Apesar da enorme relevância prática, e talvez por o seu objeto ser uma questão eminentemente técnica, pouco se falou do acórdão de uniformização de jurisprudência n.º 13/2023, proferido pelo pleno das secções cíveis do Supremo Tribunal de Justiça e publicado em Diário da República no passado dia 21 de novembro de 2023.
A seminal importância deste aresto advém do alinhamento que impõe a uma teimosa, mas significativa, corrente jurisprudencial que insistia em ler na lei o que não só não estava lá escrito como não era, de todo, o visado pelo legislador na génese da norma em causa e que é a prevista no artigo 14.º n.º 1 do Código da Insolvência e da Recuperação de Empresas.
Preceitua o dispositivo em causa que “No processo de insolvência, e nos embargos opostos à sentença de declaração de insolvência, não é admitido recurso dos acórdãos proferidos por tribunal da relação, salvo se o recorrente demonstrar que o acórdão de que pretende recorrer está em oposição com outro, proferido por alguma das relações, ou pelo Supremo Tribunal de Justiça, no domínio da mesma legislação e que haja decidido de forma divergente a mesma questão fundamental de direito e não houver sido fixada pelo Supremo, nos termos dos artigos 686.º e 687.º do Código de Processo Civil, jurisprudência com ele conforme.”
Note-se como é clara a lei a consagrar a irrecorribilidade para o Supremo Tribunal de Justiça dos acórdãos proferidos pelos Tribunais da Relação no processo de insolvência e nos embargos opostos à sentença que declara a insolvência.

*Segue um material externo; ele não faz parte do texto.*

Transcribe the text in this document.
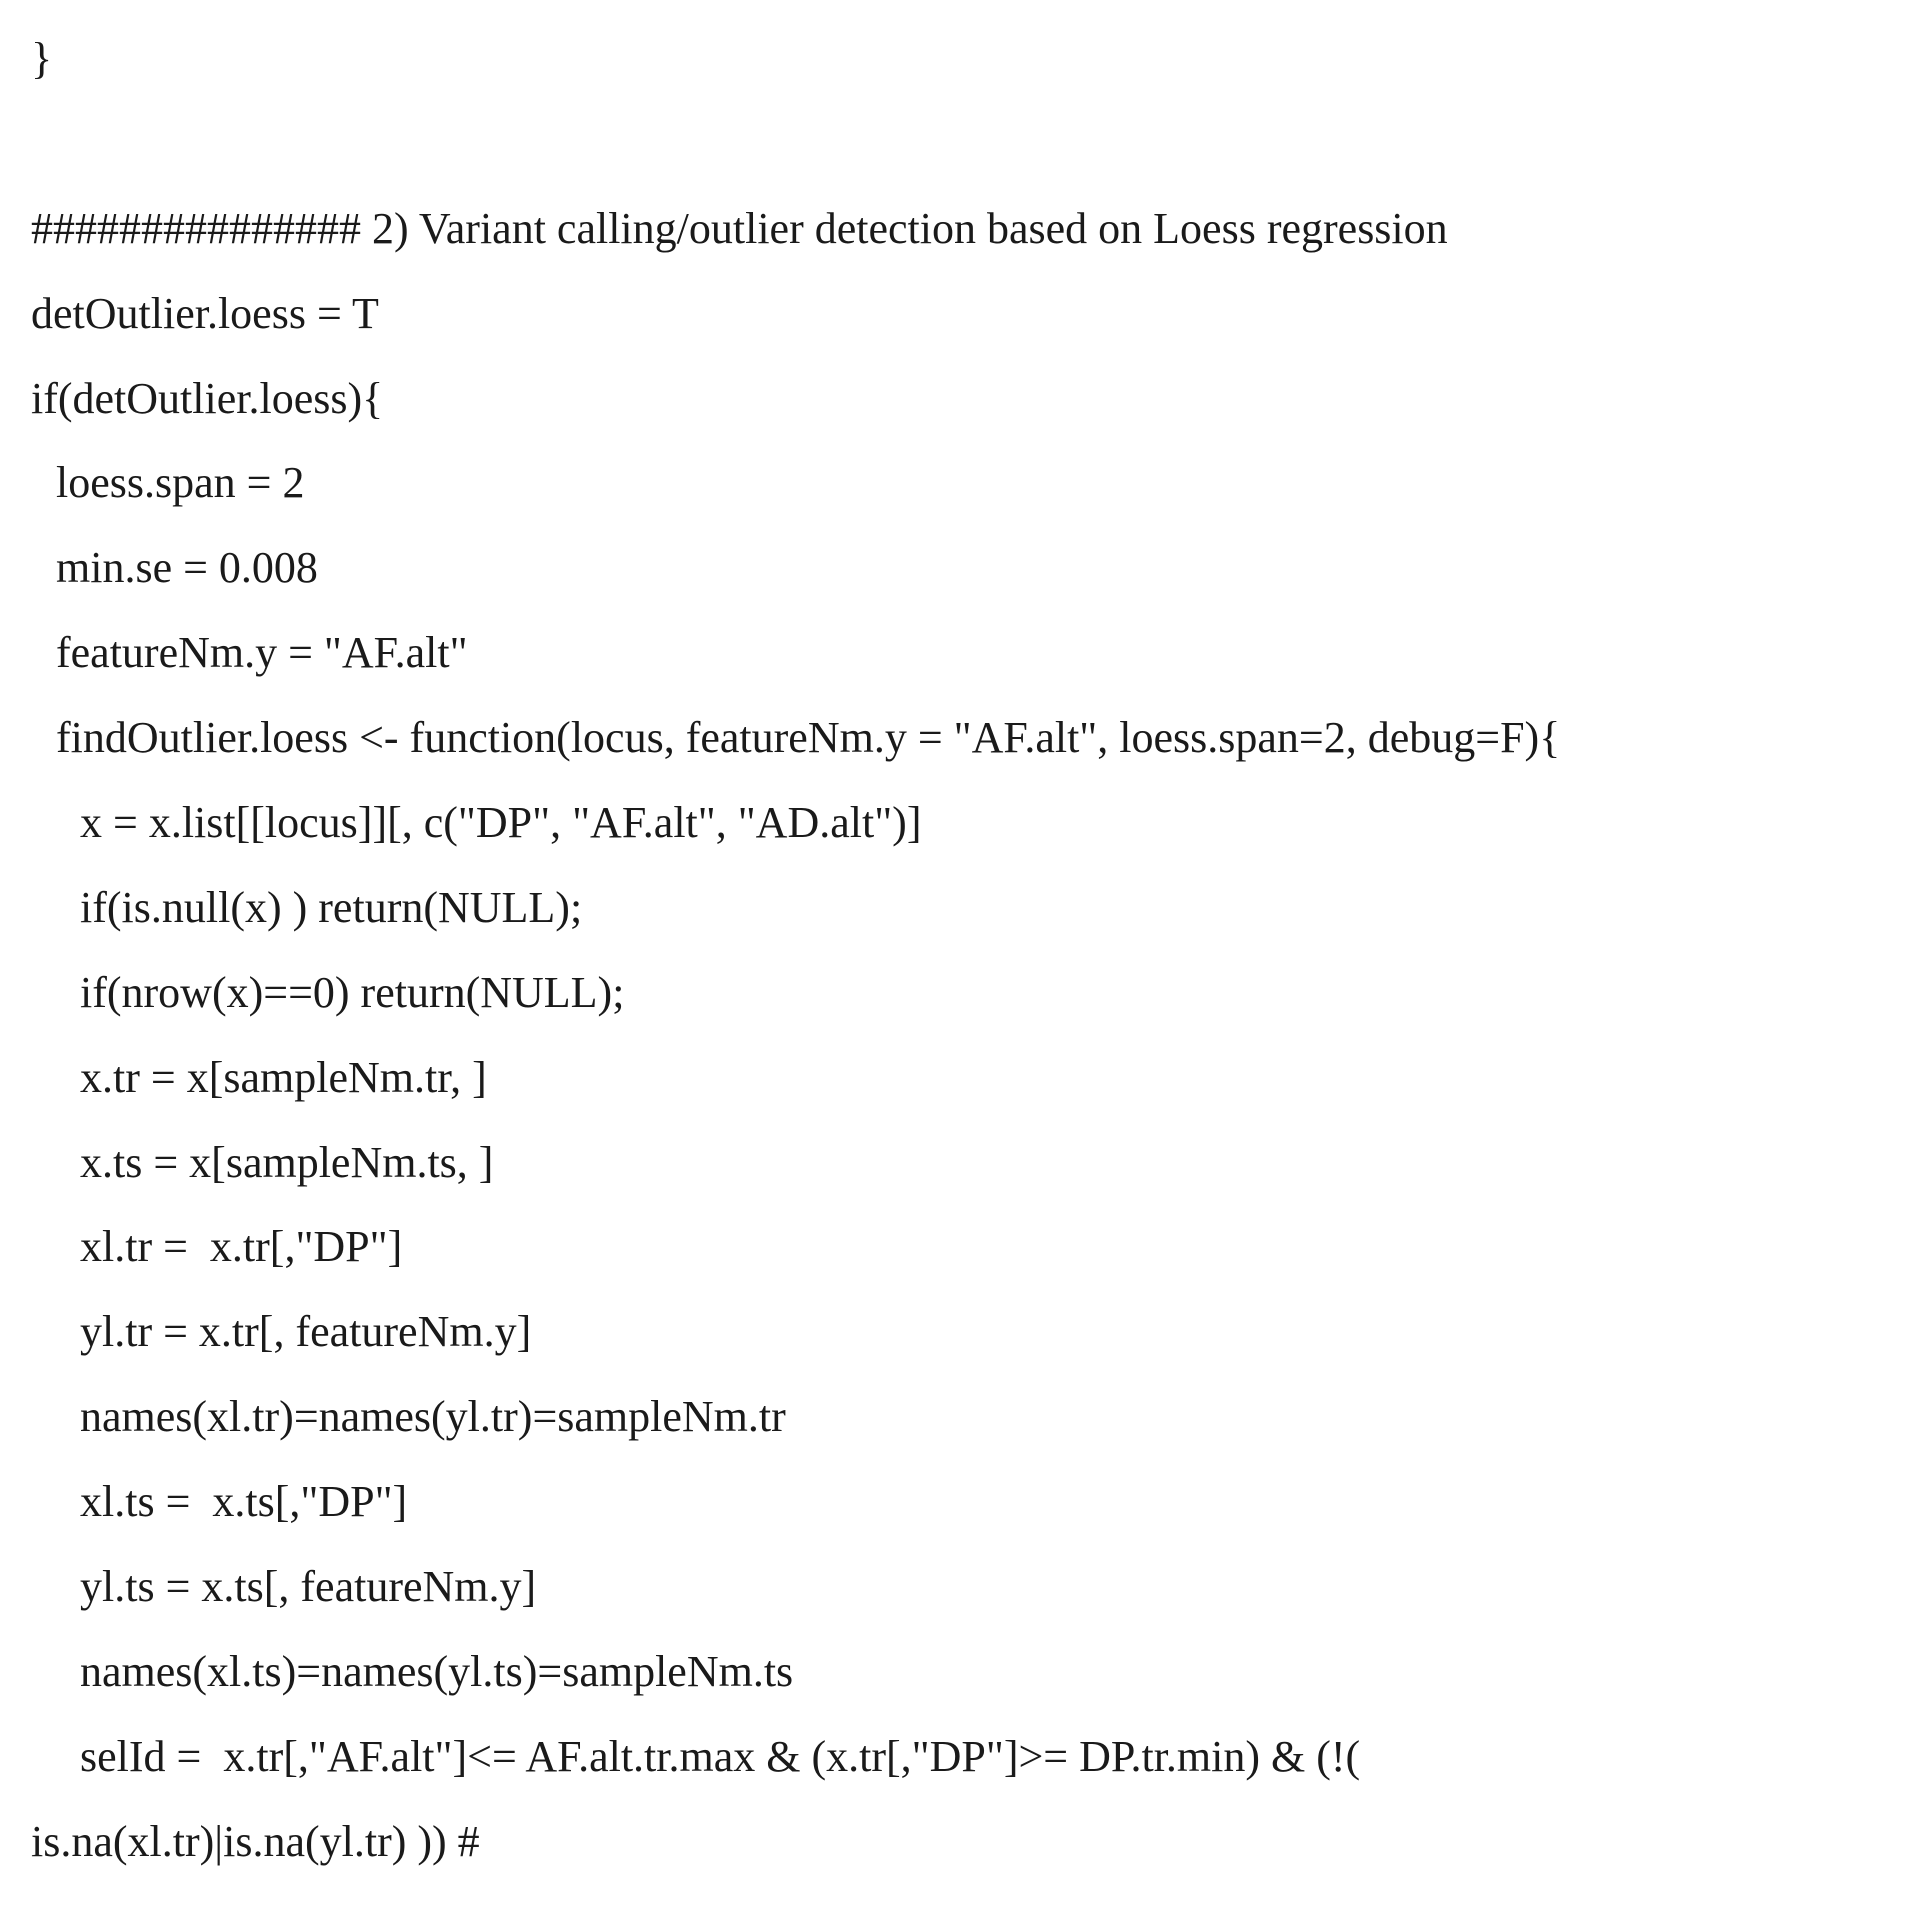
}
############### 2) Variant calling/outlier detection based on Loess regression
detOutlier.loess = T
if(detOutlier.loess){
loess.span = 2
min.se = 0.008
featureNm.y = "AF.alt"
findOutlier.loess <- function(locus, featureNm.y = "AF.alt", loess.span=2, debug=F){
x = x.list[[locus]][, c("DP", "AF.alt", "AD.alt")]
if(is.null(x) ) return(NULL);
if(nrow(x)==0) return(NULL);
x.tr = x[sampleNm.tr, ]
x.ts = x[sampleNm.ts, ]
xl.tr =  x.tr[,"DP"]
yl.tr = x.tr[, featureNm.y]
names(xl.tr)=names(yl.tr)=sampleNm.tr
xl.ts =  x.ts[,"DP"]
yl.ts = x.ts[, featureNm.y]
names(xl.ts)=names(yl.ts)=sampleNm.ts
selId =  x.tr[,"AF.alt"]<= AF.alt.tr.max & (x.tr[,"DP"]>= DP.tr.min) & (!(
is.na(xl.tr)|is.na(yl.tr) )) #
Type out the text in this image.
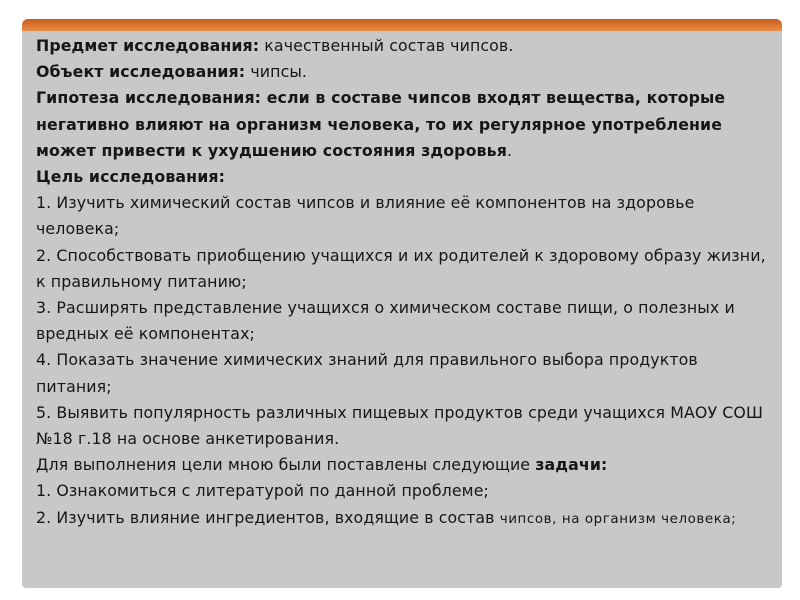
Предмет исследования: качественный состав чипсов.

Объект исследования: чипсы.

Гипотеза исследования: если в составе чипсов входят вещества, которые негативно влияют на организм человека, то их регулярное употребление может привести к ухудшению состояния здоровья.

Цель исследования:

1. Изучить химический состав чипсов и влияние её компонентов на здоровье человека;

2. Способствовать приобщению учащихся и их родителей к здоровому образу жизни, к правильному питанию;

3. Расширять представление учащихся о химическом составе пищи, о полезных и вредных её компонентах;

4. Показать значение химических знаний для правильного выбора продуктов питания;

5. Выявить популярность различных пищевых продуктов среди учащихся МАОУ СОШ №18 г.18 на основе анкетирования.

Для выполнения цели мною были поставлены следующие задачи:

1. Ознакомиться с литературой по данной проблеме;

2. Изучить влияние ингредиентов, входящие в состав чипсов, на организм человека;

Todavia, desde o início de vigência do diploma que rege o processo de insolvência, em 2004, assistimos a uma castradora verve das nossas instâncias na interpretação da lei e, como tal, a uma inaudita plêiade de decisões, erradas e injustas, no sentido da inadmissibilidade de recursos de revista interpostos de decisões proferidas pelos tribunais da relação em outros apensos a processos de insolvência, não subsumíveis ao especificamente apontado na lei e que é o apenso de embargos à declaração de insolvência.
Porque se impunha, veio agora o Colendo Supremo Tribunal de Justiça fazer sobrestar esta tendência, uniformizando jurisprudência no sentido oposto, o certo, e asseverando que “A regra prevista no art. 14.º, n.º 1, do CIRE, restringe o acesso geral de recurso ao STJ às decisões proferidas no processo principal de insolvência, nos incidentes nele processado e aos embargos à sentença de declaração de insolvência.”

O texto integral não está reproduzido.